Gilbert and his fellow water construction employees are responsible for maintaining nearly 2,000 miles of water pipe – some installed 40-50 years ago – that stretch across a large area, one that includes places beyond the city limits, such as Green Mountain Falls. Their scope of work includes leak detec-tion, hydrant maintenance, replacement projects, new pipe installations and water main break repairs.
It’s easy for most of us to take the process of repairing a water main for granted. Isn’t it as simple as digging to the pipe, making a repair and fixing the street again?
“There is so much that goes into fixing a water main before we even start digging,” said Gilbert. “Public safety is most important, so we do a complete evaluation of who we’re impacting and how best to manage the situation to minimize these impacts and keep people from getting hurt.”

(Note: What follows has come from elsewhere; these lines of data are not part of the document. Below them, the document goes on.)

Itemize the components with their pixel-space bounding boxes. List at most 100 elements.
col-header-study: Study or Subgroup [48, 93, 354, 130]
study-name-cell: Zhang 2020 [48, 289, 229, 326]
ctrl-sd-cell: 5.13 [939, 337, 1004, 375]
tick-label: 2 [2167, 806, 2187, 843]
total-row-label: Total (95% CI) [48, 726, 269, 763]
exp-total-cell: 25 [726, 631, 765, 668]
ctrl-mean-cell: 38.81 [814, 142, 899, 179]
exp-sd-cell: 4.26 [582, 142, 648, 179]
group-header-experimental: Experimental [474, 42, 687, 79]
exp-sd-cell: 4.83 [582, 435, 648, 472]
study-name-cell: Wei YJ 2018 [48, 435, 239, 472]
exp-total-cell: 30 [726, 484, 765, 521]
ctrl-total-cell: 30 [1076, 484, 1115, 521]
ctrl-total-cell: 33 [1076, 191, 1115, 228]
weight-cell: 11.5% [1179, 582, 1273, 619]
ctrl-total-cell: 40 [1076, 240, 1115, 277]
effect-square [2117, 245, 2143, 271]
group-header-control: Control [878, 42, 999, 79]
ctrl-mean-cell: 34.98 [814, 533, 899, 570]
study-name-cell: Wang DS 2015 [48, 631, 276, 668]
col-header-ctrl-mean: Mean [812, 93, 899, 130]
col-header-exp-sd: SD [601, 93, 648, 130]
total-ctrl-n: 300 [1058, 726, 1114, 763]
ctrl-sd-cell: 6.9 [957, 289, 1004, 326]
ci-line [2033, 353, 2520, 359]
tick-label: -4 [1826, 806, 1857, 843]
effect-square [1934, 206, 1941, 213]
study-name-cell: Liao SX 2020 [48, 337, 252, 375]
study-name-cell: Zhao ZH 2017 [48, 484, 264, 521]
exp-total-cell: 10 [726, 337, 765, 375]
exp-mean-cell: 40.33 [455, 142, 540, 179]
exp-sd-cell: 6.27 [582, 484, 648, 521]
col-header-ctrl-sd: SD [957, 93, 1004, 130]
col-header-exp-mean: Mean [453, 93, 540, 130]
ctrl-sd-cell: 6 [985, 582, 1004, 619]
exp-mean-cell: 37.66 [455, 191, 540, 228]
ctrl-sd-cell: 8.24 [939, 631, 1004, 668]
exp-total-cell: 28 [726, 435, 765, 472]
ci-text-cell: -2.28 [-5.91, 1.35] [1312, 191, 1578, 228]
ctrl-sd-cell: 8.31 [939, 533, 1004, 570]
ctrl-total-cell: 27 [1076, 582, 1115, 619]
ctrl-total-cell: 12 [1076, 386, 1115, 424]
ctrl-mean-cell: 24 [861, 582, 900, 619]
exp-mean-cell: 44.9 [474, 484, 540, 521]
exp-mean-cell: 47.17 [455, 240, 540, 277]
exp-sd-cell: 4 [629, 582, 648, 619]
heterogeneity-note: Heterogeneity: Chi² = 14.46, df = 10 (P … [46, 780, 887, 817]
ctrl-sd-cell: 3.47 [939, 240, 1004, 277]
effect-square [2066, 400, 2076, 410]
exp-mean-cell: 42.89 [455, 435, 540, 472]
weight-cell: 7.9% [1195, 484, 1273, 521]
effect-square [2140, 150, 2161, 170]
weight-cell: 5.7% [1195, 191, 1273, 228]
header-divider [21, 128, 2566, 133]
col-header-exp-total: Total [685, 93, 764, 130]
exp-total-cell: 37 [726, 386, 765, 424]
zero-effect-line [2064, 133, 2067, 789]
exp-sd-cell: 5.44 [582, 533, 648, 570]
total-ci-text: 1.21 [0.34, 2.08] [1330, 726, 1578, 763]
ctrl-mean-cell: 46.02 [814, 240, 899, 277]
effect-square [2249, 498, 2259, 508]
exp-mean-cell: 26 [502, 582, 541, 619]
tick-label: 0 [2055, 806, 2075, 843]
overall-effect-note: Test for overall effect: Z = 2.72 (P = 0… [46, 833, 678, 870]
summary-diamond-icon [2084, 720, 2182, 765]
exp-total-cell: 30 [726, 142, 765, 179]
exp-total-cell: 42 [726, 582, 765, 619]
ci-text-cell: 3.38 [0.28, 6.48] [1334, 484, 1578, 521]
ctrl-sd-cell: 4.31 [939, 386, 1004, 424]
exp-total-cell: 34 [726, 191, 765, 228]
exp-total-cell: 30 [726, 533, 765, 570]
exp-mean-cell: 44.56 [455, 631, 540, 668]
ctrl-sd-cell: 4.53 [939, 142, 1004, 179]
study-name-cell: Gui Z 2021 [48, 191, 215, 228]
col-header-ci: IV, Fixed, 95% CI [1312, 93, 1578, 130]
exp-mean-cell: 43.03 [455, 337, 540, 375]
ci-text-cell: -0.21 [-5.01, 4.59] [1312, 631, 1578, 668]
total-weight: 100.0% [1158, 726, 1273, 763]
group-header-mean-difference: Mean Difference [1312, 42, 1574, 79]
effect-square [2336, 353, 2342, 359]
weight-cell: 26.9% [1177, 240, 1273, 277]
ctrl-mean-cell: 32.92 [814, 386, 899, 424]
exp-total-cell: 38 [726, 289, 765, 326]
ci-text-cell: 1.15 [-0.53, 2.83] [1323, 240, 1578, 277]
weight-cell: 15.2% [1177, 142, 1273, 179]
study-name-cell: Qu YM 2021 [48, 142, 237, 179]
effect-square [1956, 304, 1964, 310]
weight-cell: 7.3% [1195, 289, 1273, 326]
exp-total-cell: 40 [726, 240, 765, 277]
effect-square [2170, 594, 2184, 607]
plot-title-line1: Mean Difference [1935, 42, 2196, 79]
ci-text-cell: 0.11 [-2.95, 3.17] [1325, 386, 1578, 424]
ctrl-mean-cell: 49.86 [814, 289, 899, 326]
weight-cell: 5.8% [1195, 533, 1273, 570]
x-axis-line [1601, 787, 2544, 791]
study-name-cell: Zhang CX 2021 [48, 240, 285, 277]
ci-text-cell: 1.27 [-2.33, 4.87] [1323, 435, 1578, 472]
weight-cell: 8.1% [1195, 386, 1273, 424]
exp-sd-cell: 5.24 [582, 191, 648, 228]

This evaluation includes a determination if critical care customers, hospitals or assisted living facilities would be impacted by a water outage, as well as traffic flow issues and what else is underground near the location of a main break.
Just shutting off water flow is much more involved than simply turning a spigot. Accessing an underground valve box can require the use of a jackhammer and one 20-inch diameter valve takes as many as 80 turns to fully deactivate it.
Beyond weather conditions and the unique challenges that go along with each water main break, Gilbert said that dodging traffic can be difficult to manage.
“A majority of customers are extremely understanding of why we’re in the street and we appreciate that,” he said. “But, we still experience our fair share of people ignoring barricades or speeding through construction zones. We just ask them for their patience and to think about the families and their own lives that could be impacted if something happened.”